US DOE announces new SPR fill contracts
By OGJ editors
WASHINGTON, DC, Feb. 12 --The US Department of Energy Thursday said it awarded five new contracts to deliver oil to the Strategic Petroleum Reserve (SPR) this spring under the royalty-in-kind (RIK) exchange program.
Atlantic Trading and Marketing Inc., ExxonMobil Corp., Glencore Ltd., Koch Supply and Trading LP, and Shell Trading (US) Co. were awarded 6-month contracts. Crude deliveries of 104,000 b/d are slated to begin in April.
DOE said 643 million bbl of oil currently are stored in the SPR's underground salt caverns along the Gulf Coast of Louisiana and Texas. DOE expects the SPR will reach its 700 million bbl capacity in 2005.
The crude oil will come from exchange arrangements that the companies make for RIK crude produced from federal offshore leases in the Gulf of Mexico and owed to the US government. The US Department of Interior's Minerals Management Service manages the RIK program and tracks federal leaseholder royalty obligations.

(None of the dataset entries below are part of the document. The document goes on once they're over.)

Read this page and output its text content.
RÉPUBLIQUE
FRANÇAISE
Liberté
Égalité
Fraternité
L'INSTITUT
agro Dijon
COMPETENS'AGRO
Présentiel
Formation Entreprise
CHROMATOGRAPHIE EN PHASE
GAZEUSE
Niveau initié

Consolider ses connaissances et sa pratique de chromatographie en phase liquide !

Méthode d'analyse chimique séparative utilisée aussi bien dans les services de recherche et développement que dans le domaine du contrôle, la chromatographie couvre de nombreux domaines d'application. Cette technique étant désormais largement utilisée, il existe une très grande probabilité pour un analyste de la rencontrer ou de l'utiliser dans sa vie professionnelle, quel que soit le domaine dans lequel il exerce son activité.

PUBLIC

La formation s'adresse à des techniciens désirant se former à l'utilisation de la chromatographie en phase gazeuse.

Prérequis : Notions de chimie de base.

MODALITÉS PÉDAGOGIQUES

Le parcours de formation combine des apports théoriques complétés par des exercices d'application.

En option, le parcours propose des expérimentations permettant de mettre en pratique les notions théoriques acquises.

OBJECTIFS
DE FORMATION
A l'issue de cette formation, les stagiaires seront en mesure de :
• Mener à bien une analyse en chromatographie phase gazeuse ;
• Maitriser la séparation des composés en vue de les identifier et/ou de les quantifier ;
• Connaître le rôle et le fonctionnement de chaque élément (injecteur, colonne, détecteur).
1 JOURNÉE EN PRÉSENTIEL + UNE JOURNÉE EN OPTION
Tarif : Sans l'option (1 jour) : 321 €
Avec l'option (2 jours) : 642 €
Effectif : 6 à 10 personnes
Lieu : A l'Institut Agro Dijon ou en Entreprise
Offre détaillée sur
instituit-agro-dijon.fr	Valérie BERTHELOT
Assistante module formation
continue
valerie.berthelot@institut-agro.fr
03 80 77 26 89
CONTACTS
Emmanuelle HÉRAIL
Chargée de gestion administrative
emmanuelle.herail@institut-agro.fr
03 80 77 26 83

Under the RIK program, federal Outer Continental Shelf tracts are leased to crude oil producers who deliver royalty oil from designated Gulf of Mexico production platforms to market centers along the Gulf Coast. The companies then receive crude from the market centers and deliver "in-kind" oil to the SPR.
Actual volumes delivered to the SPR take into account adjustments for transportation and quality differentials.
Some fuel consumers and state groups have criticized the DOE/DOI program.
The Air Transport Association has urged the White House to slow SPR deliveries when fuel prices are high. The group alleged last December that jet fuel prices could spike if the SPR fill continues on its current course.
DOE rejected that contention, saying SPR deliveries represent a very small percentage of world crude supplies. Meanwhile, some state governments that rely on oil and gas royalties for a portion of their budget have maintained that RIK programs do not give taxpayers or states the fair market value of the oil from the lease.
Officials of those states would prefer that all royalties be paid out on a cash basis. But DOE and DOI say companies in certain cases should be allowed to meet their royalty obligations by giving the government crude instead of cash.